Galen kimdir, hayatı hakkında kısa bilgiler nelerdir soruları birçok kişi tarafından merak ediliyor. Yaşadığı dönemde önemli işlere imza atan ve günümüzde de adından çokça söz ettiren Galen kimdir, hayatı hakkında kısa bilgiler nelerdir sorularıyla araştırılıyor. Peki, Galen kimdir, hayatı hakkında kısa bilgiler nelerdir? İşte, Galen kimdir, hayatı hakkında kısa bilgiler nelerdir sorularının detaylı cevapları…
Galen kimdir? Hayatı hakkında kısa bilgiler…
Batılıların Galen, Galene, Galien, İslam hekimlerinin Calinus olarak tanıdıkları Bergamalı Cassius Claudius Galenos, M.S. 130 yılında Bergama’da doğar. Babası Nikon, ona iyi bir eğitim ve maddi olanak sağlayan zengin bir mimardı. Annesi sert, sinirli birisiydi; belki de bu nedenle, babası sakin anlamına gelen Galen ismini vermiş olabilir. Küçük Galen’e babası, deneyleriyle uğraşması için bir çiftlik satın alır. Burada Louis Pasteur’ün Études Sur Le Vin (Şarap Hakkında İncelemeleri) eserinden çok önce, şarabın ocak ateşiyle yıllandırılması üzerine çalışır. 16 yaşında hekim olmaya karar verir; Bergama’da Satyrus’tan anatomi öğrenmeye başlar. Bu dönemde uterusun (rahim) anatomisi hakkında bir eser yazar ve bir ebeye ithaf eder.

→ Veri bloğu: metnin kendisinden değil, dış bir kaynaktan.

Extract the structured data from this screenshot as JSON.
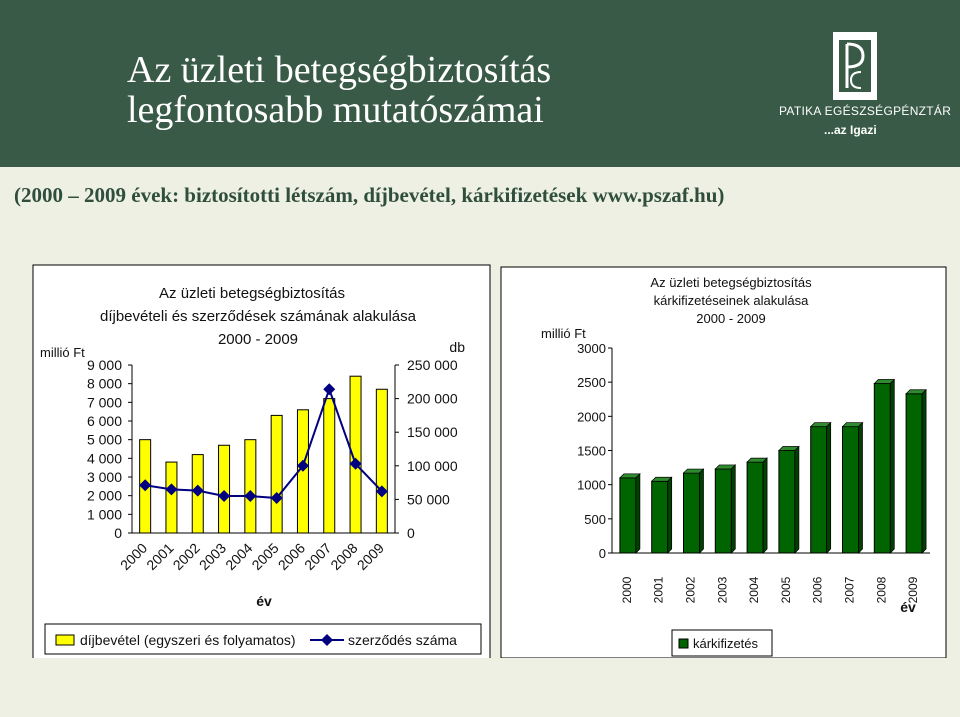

Yirmi yaşında babasını kaybeder; önce İzmir’e giderek anatomist Pelops’tan ders alır. Burada Göğüs ve Akciğerin Hareketi Üzerine eserini yazar. Daha sonra Korint’e (Yunanistan, Mora) giderek Pelops’un hocası ve Quintus’un öğrencisi Numisianus’tan ders alır. İskenderiye’ye giderek orada Eski Mısır Tıbbı’nın bütün inceliklerini öğrenir. M.S. 157’de Bergama’ya döndüğünde artık deneyimli bir hekim, yetenekli bir araştırıcı ve bilgili bir anatomist olarak bilinir.
M.S. 161’de Marcus Aurelius’un tahta çıktığı yıl Roma’ya gider ve kısa sürede başarılar kazanır; konsül ve filozof Boethus’un teşvikiyle Anatomik Yöntem ve İnsan Vücudunun Bölümlerinin Çalışması eserlerini yazar. Saray hekimliğine kadar yükselen Galen, halka açık demonstrasyonlar (gösteri), tartışmalı deneysel uygulamalar yapar. Hayatının sonuna doğru Bergama’ya döndüğünde 500 ya da 600 kadar kitabın yazarıdır. Hiç evlenmeyen Galen M.S. 200’de Bergama’da ölür. Tek sevdiği Hippokrates’ti; Corpus Hippocraticum (Hippokrates’in öğretilerini içeren eser) yazılalı beş yüz yıl olmuştu, fakat neredeyse unutulmuştu. Galen onu yeniden canlandırır ve bu kitabı tıbbın temel kitabı olarak kabul ettirir. Corpus Hippocraticum’u daha değerli kılacak yazılar yazar, hatta Hipokratik kitaplar hakkındaki yorumları bazen orijinalinden daha uzundur.
Galen tıbbı, temelde Hippokratik olmasına karşın, bilimsel görüş açısından İskenderiye Ekolü mensubu olarak (bazı hatalarına rağmen) ondan daha ötede bir yerdedir. Bu üstünlük, Galen’in özellikle temel tıpta deney ve disseksiyon (kesip, ayırma) yapmasıyla daha da belirginleşir. Bilindiği gibi Hippokrates, hastalıkları natüralist gözle incelemiş, vis medicaetrix naturae (yalnız bırakılan organizmalar genellikle kendilerini iyileştirebilir) kuralını koyarak doğanın iyileştirici gücünü savunmuştu. Galen ise nature’yi (bünye) bilimsel gözle inceler.